阿闍梨站起身,似乎對接下來的事情毫無興趣——本就如此,反正莫念會解決的,他一向如此。
阿闍梨本來就是為了莫念而來,如今也走的瀟灑自在。
“玩的愉快,‘我’。”
在場眾人沒有一個發覺異常。他們看見的,只是那個重傷的老人彷彿陷入了沉思,一言不發。
不知過了多久,殿外才傳來腳步聲。
虎背熊腰,身形魁梧的諸惡來走入七殺殿,龍行虎步。他身後跟隨著慕晴雪,身材曼妙,氣質冷冽,戴著一個只露出眼睛的鐵面具,彷彿侍從一樣一言不發。
“抱歉,我來晚了。”
完全沒在意盲叟,更是沒把任越澤這個主持人放在眼裡。
諸惡來直接入座,椅子吱呀作響,彷彿下一秒就要崩潰,他看著對面閉目的盲叟,眼神嘲弄。

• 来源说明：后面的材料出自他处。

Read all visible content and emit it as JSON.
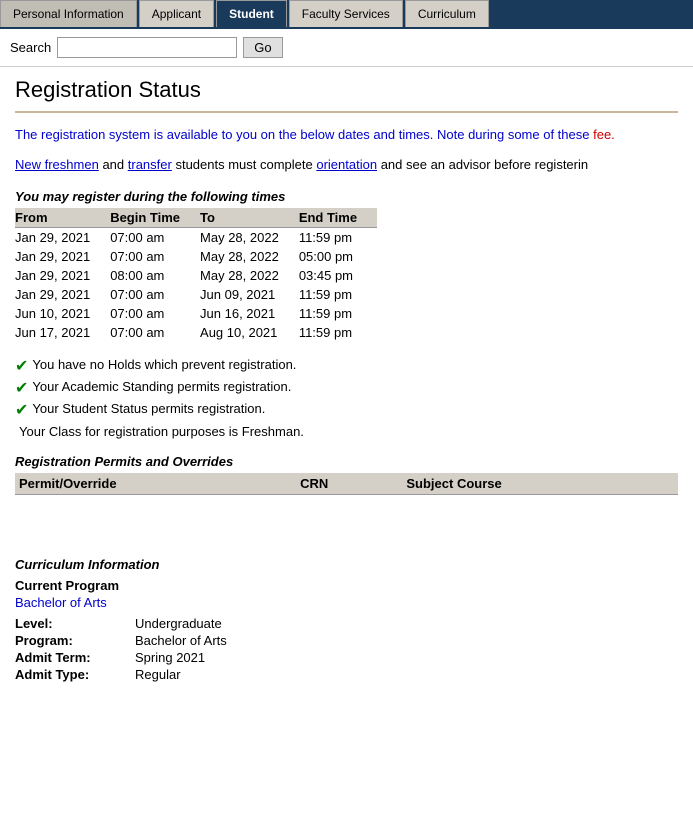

只要有必要,他可以再晚來個一個時辰,兩個時辰……只要這對影響“盲叟”的狀態有用。
一個身受重傷的病患,讓他在這裡枯坐,本身就是對意志和精力的極大考驗。
只要有必要,諸惡來可以用盡一切手段。畢竟這裡是津門。卑鄙是讚美,無恥是美德。
任越澤面色難看,收斂情緒,咳嗽兩聲。
“那就開始吧……宣薛宏泰。”
猽公子薛弘泰,帶著妙雲煙和思無邪走入殿中。面對自己彷彿犯人一樣的待遇,薛弘泰面露不滿,但終究也沒說些什麼。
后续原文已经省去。